If you were listening carefully, what you heard on her first day was just Ms. Smith being true to her political self. Before rejoining the world of politics, she was an advocate for therapeutic treatments for COVID-19, including ivermectin. She has been far from careful with the information she has shared about those treatments, and with determining whether it’s reliable. She has praised the pandemic leadership of states such as Florida, South Dakota and Texas, where a lack of health mandates was a point of pride.

“I figured I would be one of the unvaccinated,” she said in a webcast this past December. But months after politicians such as Jason Kenney had rolled up their sleeves to set an example by getting the shot, she flew to the U.S. to get the COVID-19 vaccine produced by Janssen. She explained that she was not comfortable with the mRNA vaccines from Pfizer or Moderna, but that she had calculated that she could not go to meetings as the president of the Alberta Enterprise Group if she didn’t comply with the province’s vaccine passport system.

Her whole leadership campaign message was tailored to a very specific segment of UCP voters, and people who joined the party to show their displeasure with COVID-19 mandates. Ms. Smith pledged to amend Alberta’s Human Rights Act to ban what she called discrimination based on medical decisions. She likely rarely heard pushback in small-town community halls across the province (but she is about to, now).

Even this week, Ms. Smith described herself on the Real Talk podcast as a rural conservative, from a part of the province where vaccine skepticism is highest. She is still promoting the Great Barrington Declaration, a libertarian, anti-lockdown document that has been criticized for not taking into account the deaths, hospitalizations and long COVID cases that would result from letting the virus circulate uncontrolled.

Ms. Smith is not always easy to pin down, politically. She described herself as a “libertarian populist” on Real Talk this week. She is pro-choice, and she declined to be sworn in as Premier on a bible. Her push for getting tougher with Ottawa on matters such as energy policy could find a receptive audience among a broader Alberta electorate, as long as she performs the political miracle of defanging her sovereignty act while also keeping her base satisfied.
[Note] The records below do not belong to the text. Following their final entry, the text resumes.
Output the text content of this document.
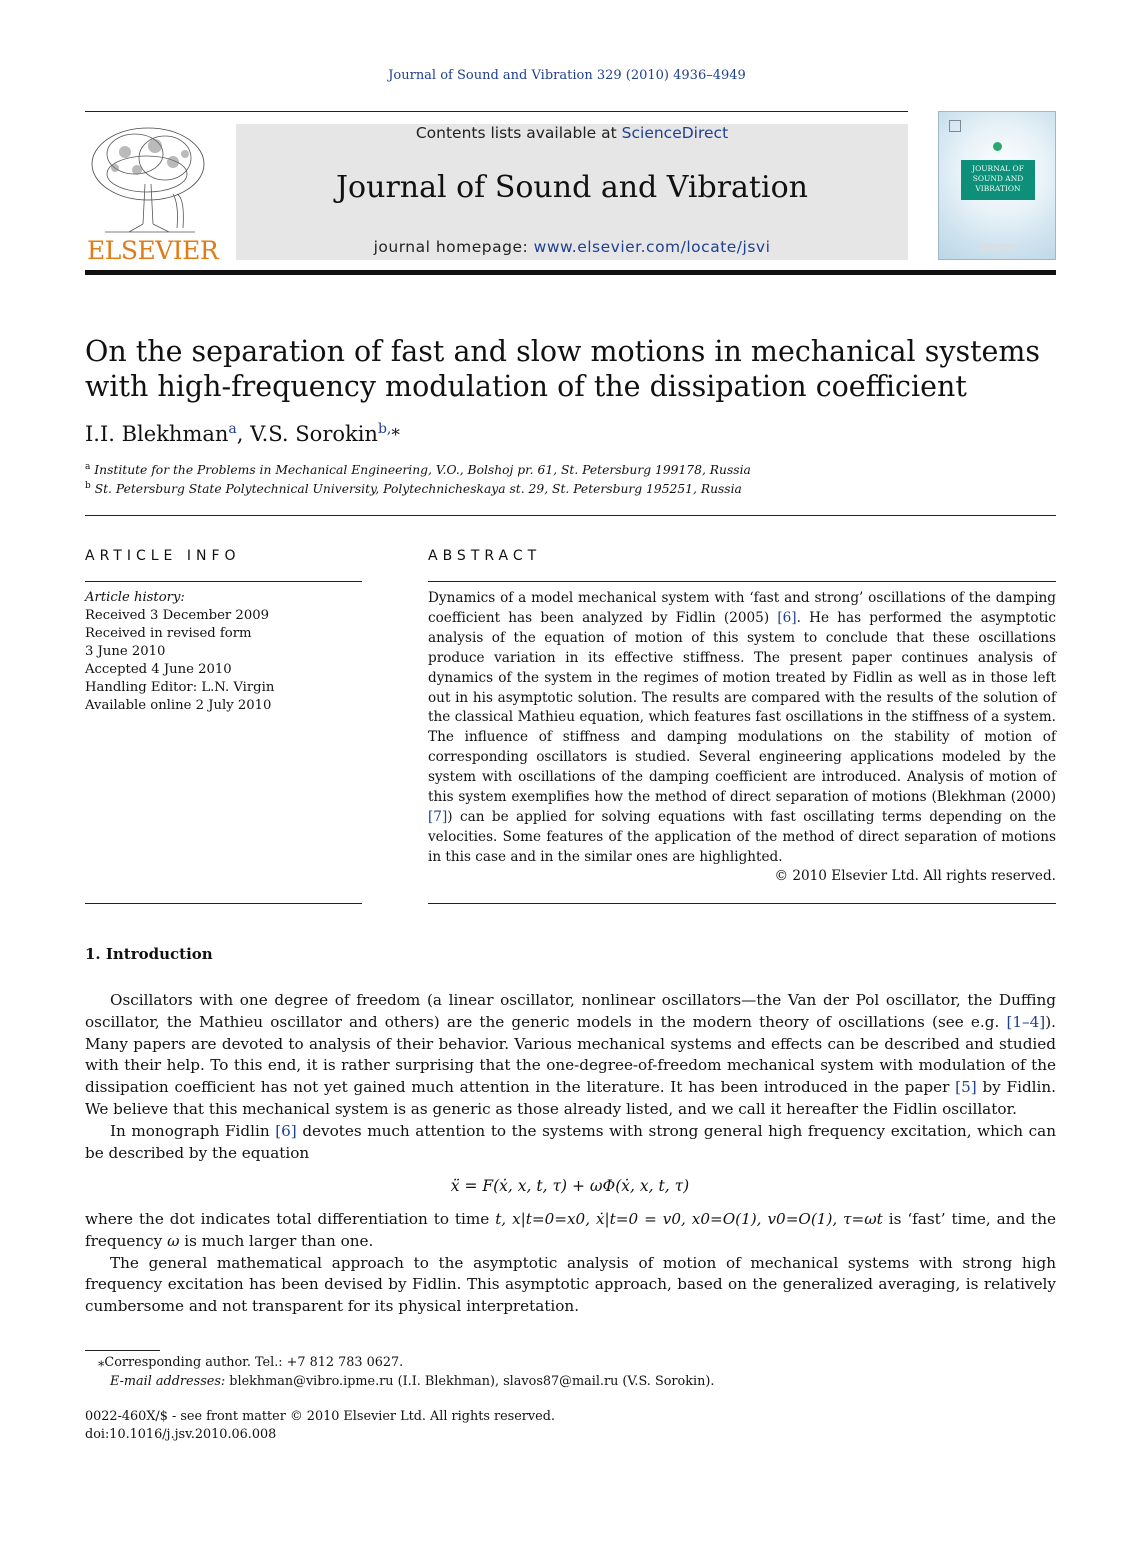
Journal of Sound and Vibration 329 (2010) 4936–4949
ELSEVIER
Contents lists available at ScienceDirect
Journal of Sound and Vibration
journal homepage: www.elsevier.com/locate/jsvi
JOURNAL OF
SOUND AND
VIBRATION
On the separation of fast and slow motions in mechanical systems with high-frequency modulation of the dissipation coefficient
I.I. Blekhman$^a$, V.S. Sorokin$^{b,⁎}$
$^a$ Institute for the Problems in Mechanical Engineering, V.O., Bolshoj pr. 61, St. Petersburg 199178, Russia
$^b$ St. Petersburg State Polytechnical University, Polytechnicheskaya st. 29, St. Petersburg 195251, Russia
ARTICLE INFO
Article history:
Received 3 December 2009
Received in revised form
3 June 2010
Accepted 4 June 2010
Handling Editor: L.N. Virgin
Available online 2 July 2010
ABSTRACT
Dynamics of a model mechanical system with ‘fast and strong’ oscillations of the damping coefficient has been analyzed by Fidlin (2005) [6]. He has performed the asymptotic analysis of the equation of motion of this system to conclude that these oscillations produce variation in its effective stiffness. The present paper continues analysis of dynamics of the system in the regimes of motion treated by Fidlin as well as in those left out in his asymptotic solution. The results are compared with the results of the solution of the classical Mathieu equation, which features fast oscillations in the stiffness of a system. The influence of stiffness and damping modulations on the stability of motion of corresponding oscillators is studied. Several engineering applications modeled by the system with oscillations of the damping coefficient are introduced. Analysis of motion of this system exemplifies how the method of direct separation of motions (Blekhman (2000) [7]) can be applied for solving equations with fast oscillating terms depending on the velocities. Some features of the application of the method of direct separation of motions in this case and in the similar ones are highlighted.
© 2010 Elsevier Ltd. All rights reserved.
1. Introduction

Oscillators with one degree of freedom (a linear oscillator, nonlinear oscillators—the Van der Pol oscillator, the Duffing oscillator, the Mathieu oscillator and others) are the generic models in the modern theory of oscillations (see e.g. [1–4]). Many papers are devoted to analysis of their behavior. Various mechanical systems and effects can be described and studied with their help. To this end, it is rather surprising that the one-degree-of-freedom mechanical system with modulation of the dissipation coefficient has not yet gained much attention in the literature. It has been introduced in the paper [5] by Fidlin. We believe that this mechanical system is as generic as those already listed, and we call it hereafter the Fidlin oscillator.

In monograph Fidlin [6] devotes much attention to the systems with strong general high frequency excitation, which can be described by the equation

ẍ = F(ẋ, x, t, τ) + ωΦ(ẋ, x, t, τ)

where the dot indicates total differentiation to time t, x|t=0=x0, ẋ|t=0 = v0, x0=O(1), v0=O(1), τ=ωt is ‘fast’ time, and the frequency ω is much larger than one.

The general mathematical approach to the asymptotic analysis of motion of mechanical systems with strong high frequency excitation has been devised by Fidlin. This asymptotic approach, based on the generalized averaging, is relatively cumbersome and not transparent for its physical interpretation.

⁎Corresponding author. Tel.: +7 812 783 0627.
E-mail addresses: blekhman@vibro.ipme.ru (I.I. Blekhman), slavos87@mail.ru (V.S. Sorokin).
0022-460X/$ - see front matter © 2010 Elsevier Ltd. All rights reserved.
doi:10.1016/j.jsv.2010.06.008
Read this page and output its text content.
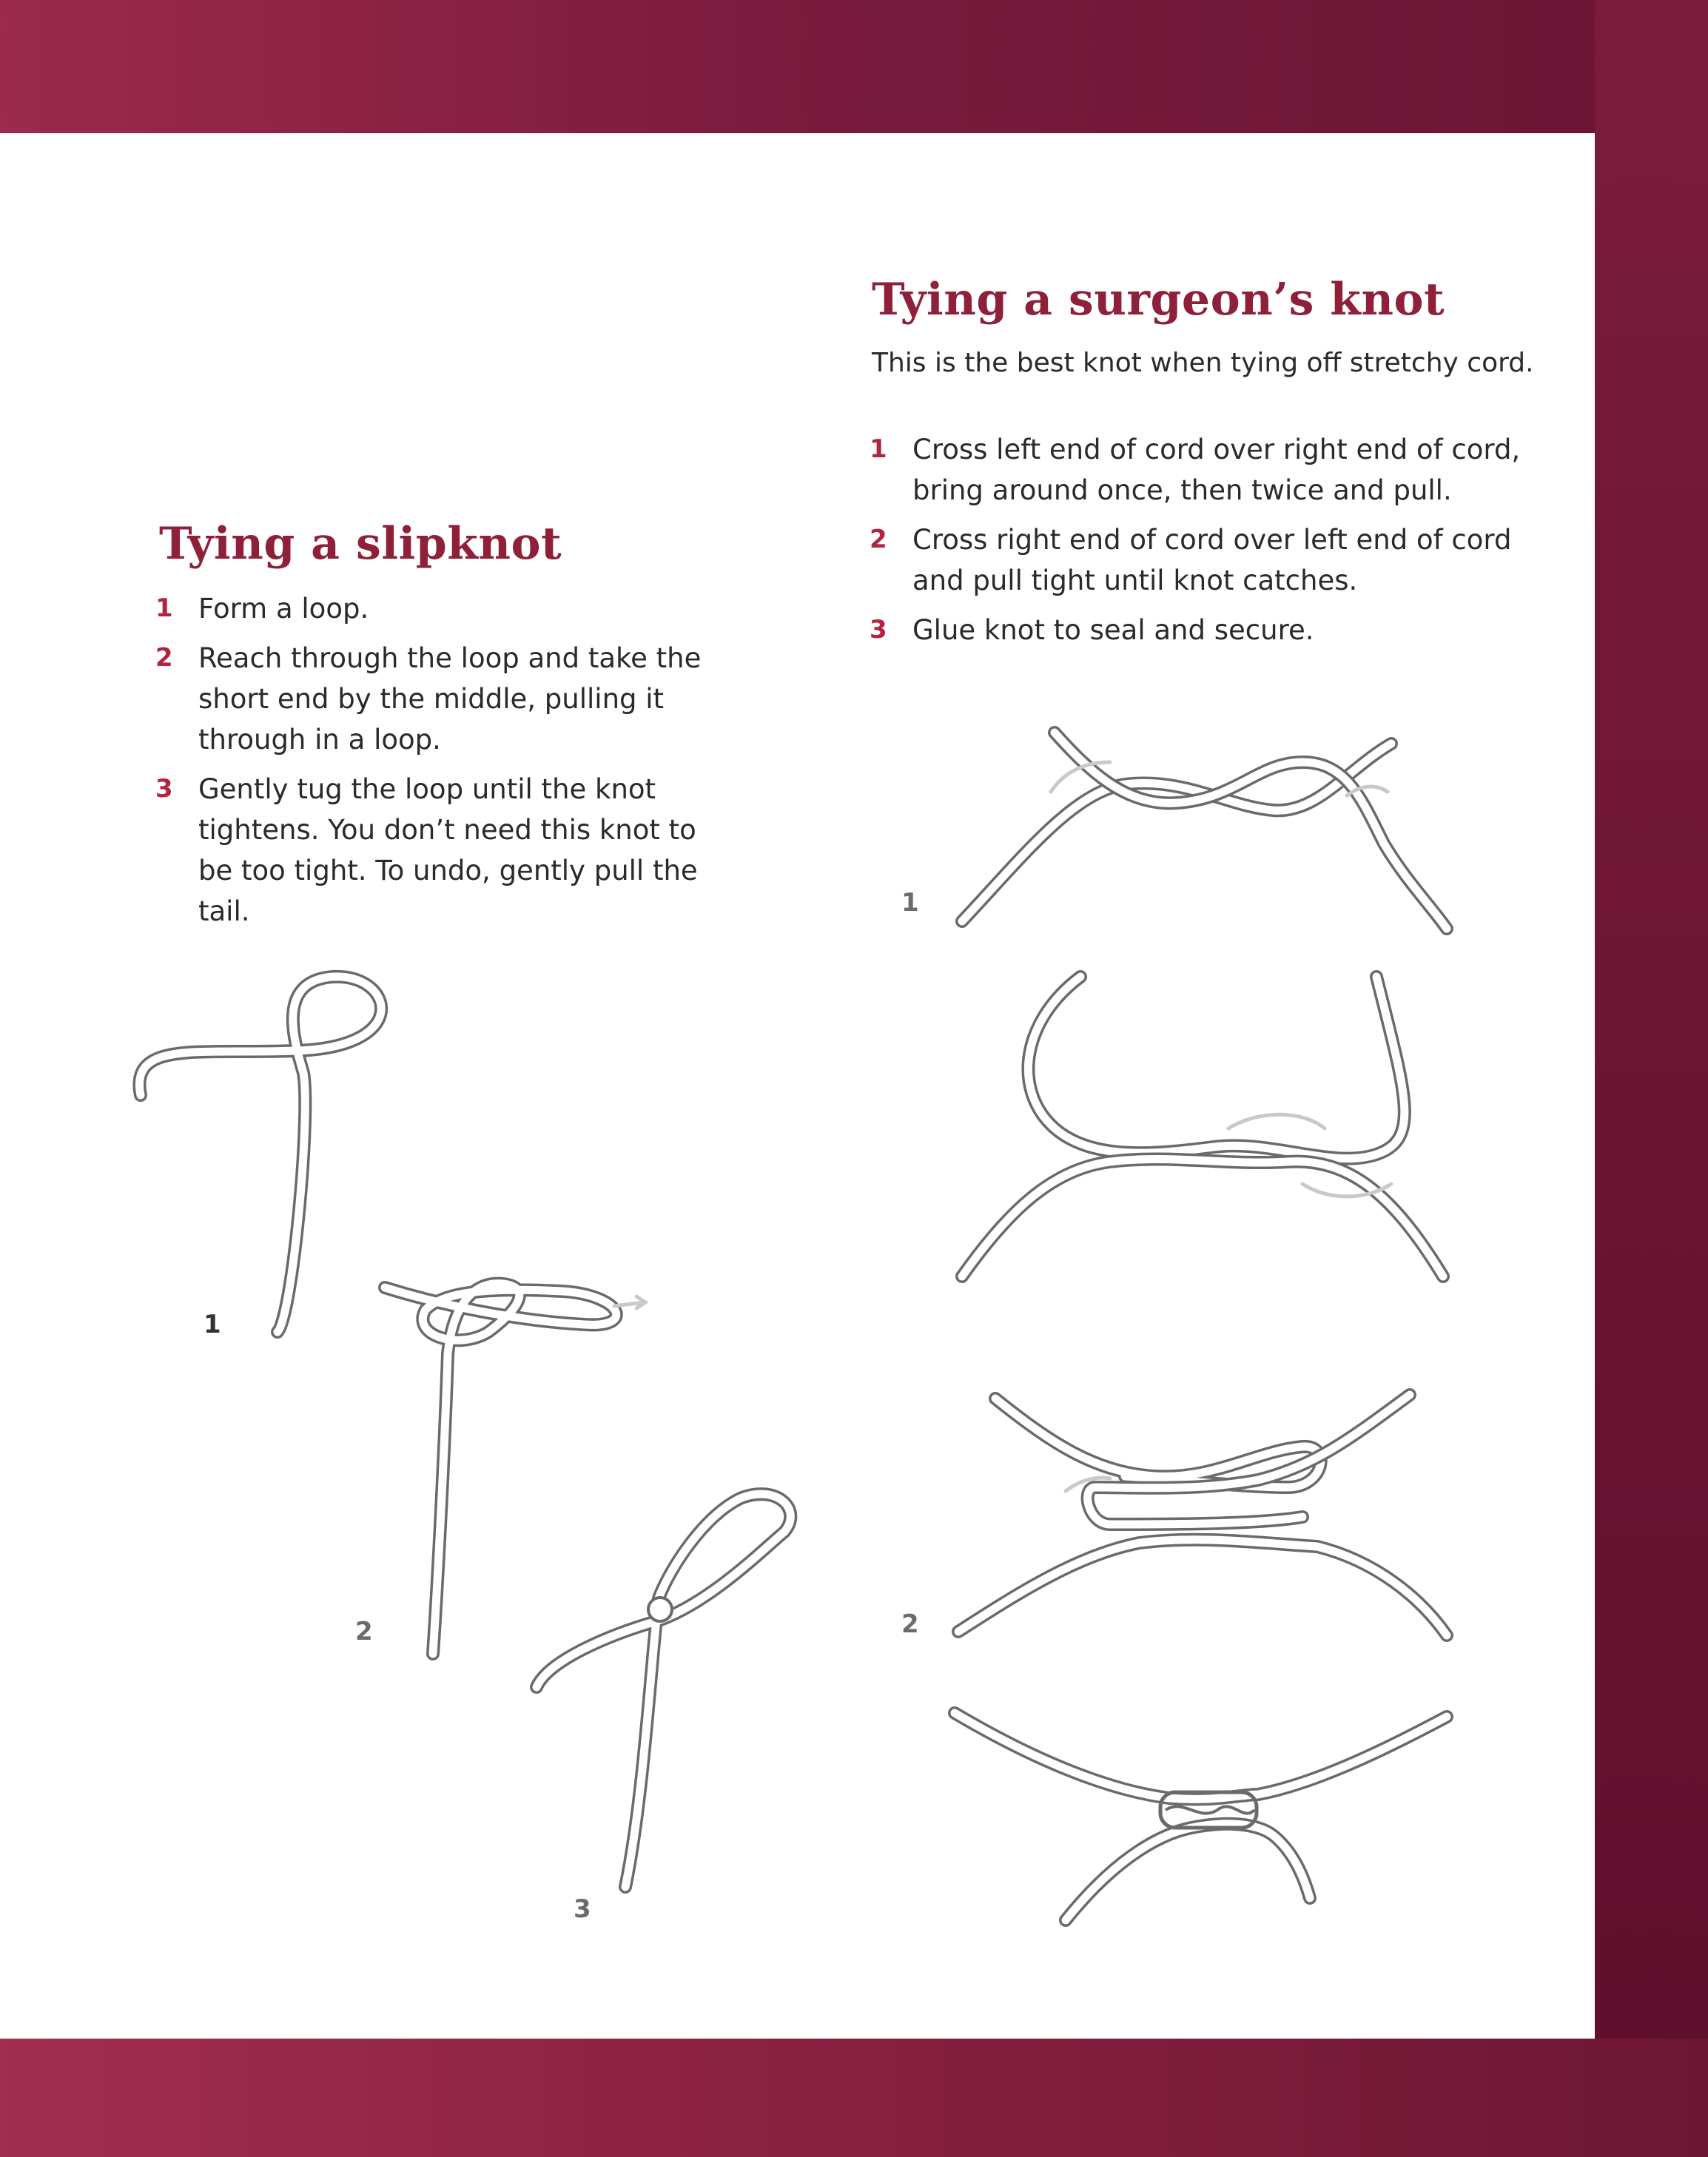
Tying a slipknot
1 Form a loop.
2 Reach through the loop and take the short end by the middle, pulling it through in a loop.
3 Gently tug the loop until the knot tightens. You don’t need this knot to be too tight. To undo, gently pull the tail.
Tying a surgeon’s knot

This is the best knot when tying off stretchy cord.

1 Cross left end of cord over right end of cord, bring around once, then twice and pull.
2 Cross right end of cord over left end of cord and pull tight until knot catches.
3 Glue knot to seal and secure.
1
2
3
1
2
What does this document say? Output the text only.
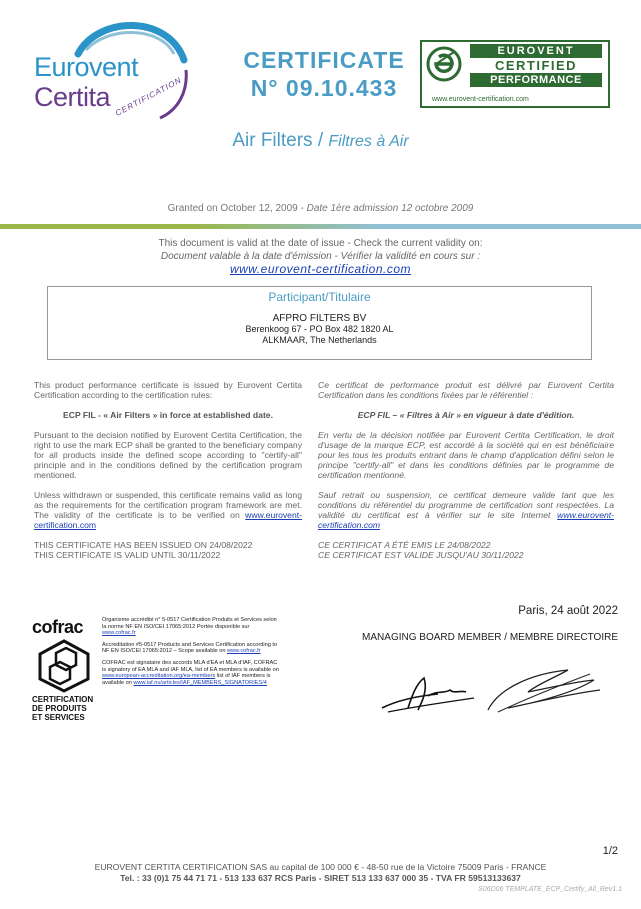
Eurovent
Certita CERTIFICATION
CERTIFICATE
N° 09.10.433
EUROVENT
CERTIFIED
PERFORMANCE
www.eurovent-certification.com
Air Filters / Filtres à Air
Granted on October 12, 2009 - Date 1ère admission 12 octobre 2009
This document is valid at the date of issue - Check the current validity on:
Document valable à la date d'émission - Vérifier la validité en cours sur :
www.eurovent-certification.com
Participant/Titulaire
AFPRO FILTERS BV
Berenkoog 67 - PO Box 482 1820 AL
ALKMAAR, The Netherlands

This product performance certificate is issued by Eurovent Certita Certification according to the certification rules:

ECP FIL - « Air Filters » in force at established date.

Pursuant to the decision notified by Eurovent Certita Certification, the right to use the mark ECP shall be granted to the beneficiary company for all products inside the defined scope according to "certify-all" principle and in the conditions defined by the certification program mentioned.

Unless withdrawn or suspended, this certificate remains valid as long as the requirements for the certification program framework are met. The validity of the certificate is to be verified on www.eurovent-certification.com

THIS CERTIFICATE HAS BEEN ISSUED ON 24/08/2022

THIS CERTIFICATE IS VALID UNTIL 30/11/2022

Ce certificat de performance produit est délivré par Eurovent Certita Certification dans les conditions fixées par le référentiel :

ECP FIL – « Filtres à Air » en vigueur à date d'édition.

En vertu de la décision notifiée par Eurovent Certita Certification, le droit d'usage de la marque ECP, est accordé à la société qui en est bénéficiaire pour les tous les produits entrant dans le champ d'application défini selon le principe "certify-all" et dans les conditions définies par le programme de certification mentionné.

Sauf retrait ou suspension, ce certificat demeure valide tant que les conditions du référentiel du programme de certification sont respectées. La validité du certificat est à vérifier sur le site Internet www.eurovent-certification.com

CE CERTIFICAT A ÉTÉ EMIS LE 24/08/2022

CE CERTIFICAT EST VALIDE JUSQU'AU 30/11/2022

cofrac
CERTIFICATION
DE PRODUITS
ET SERVICES

Organisme accrédité n° 5-0517 Certification Produits et Services selon la norme NF EN ISO/CEI 17065:2012 Portée disponible sur www.cofrac.fr

Accreditation #5-0517 Products and Services Certification according to NF EN ISO/CEI 17065:2012 – Scope available on www.cofrac.fr

COFRAC est signataire des accords MLA d'EA et MLA d'IAF, COFRAC is signatory of EA MLA and IAF MLA, list of EA members is available on www.european-accreditation.org/ea-members list of IAF members is available on www.iaf.nu/articles/IAF_MEMBERS_SIGNATORIES/4

Paris, 24 août 2022
MANAGING BOARD MEMBER / MEMBRE DIRECTOIRE
1/2
EUROVENT CERTITA CERTIFICATION SAS au capital de 100 000 € - 48-50 rue de la Victoire 75009 Paris - FRANCE
Tel. : 33 (0)1 75 44 71 71 - 513 133 637 RCS Paris - SIRET 513 133 637 000 35 - TVA FR 59513133637
S06D06 TEMPLATE_ECP_Certify_All_Rev1.1
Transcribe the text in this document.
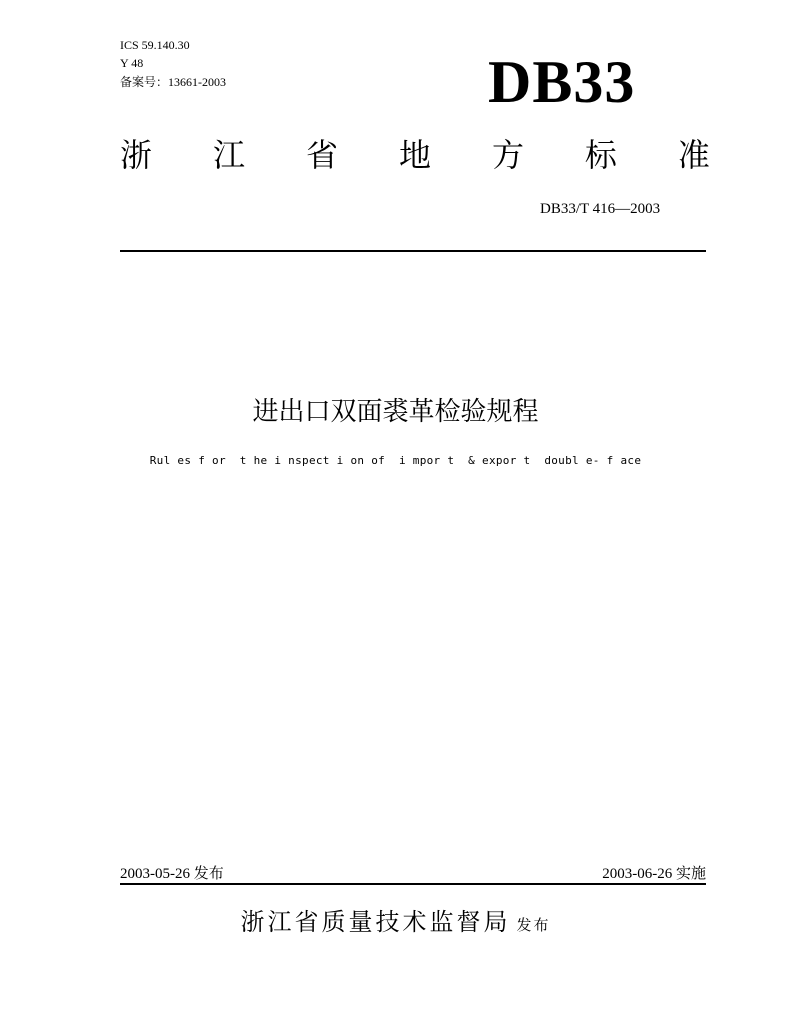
ICS 59.140.30
Y 48
备案号：13661-2003	DB33
浙 江 省 地 方 标 准
DB33/T 416—2003
进出口双面裘革检验规程
Rul es f or  t he i nspect i on of  i mpor t  & expor t  doubl e- f ace
2003-05-26 发布	2003-06-26 实施
浙江省质量技术监督局 发布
When it comes to vaccines, her stand might play to a specific segment of voters, but not the whole province. It was just more than a year ago, in the worst throes of the pandemic so far, that a Leger poll found more than 75 per cent of Albertans were in favour of some kind of vaccine passport system. Now, more than 87 per cent of Albertans older than 12 have had at least two shots.

Of course, things have changed quickly since late last year, with the arrival of the highly transmissible Omicron variant. It has forced governments to rethink their COVID-19 measures. Scientists know now that two vaccine doses still offer protection from severe disease and death, but not against infection and transmission. Alberta Health Services (AHS) rescinded its mandatory immunization policy for health care workers in July.

Ms. Smith’s hard-line stand against vaccine mandates and unqualified defence of the unvaccinated ignores the evolution we’ve been through in dealing with COVID-19. A year ago, most Albertans and Canadians were trying to do something out of collective responsibility. They were trying to keep hospital systems from collapsing, to keep health care workers from quitting and fleeing, and to keep people from getting seriously ill. The conservative Mr. Kenney obviously didn’t want to implement a vaccine passport system, but his hand was forced by the prospect of hospitals turning away gravely ill patients. Many employers made the same decision, to protect employees.

But Ms. Smith, like other UCP members, has blamed it all on a lack of will among the senior ranks of AHS to create new ICU beds, instead of an absolute lack of health care staff and capacity.

The truth is, a libertarian world view doesn’t always cut the mustard in the middle of a public-health crisis, when acting with some collective purpose is required. And Ms. Smith is not just a radio host or columnist now. Every single word she says carries weight. While she might embrace the province being viewed as the Florida of Canada, many Albertans will not.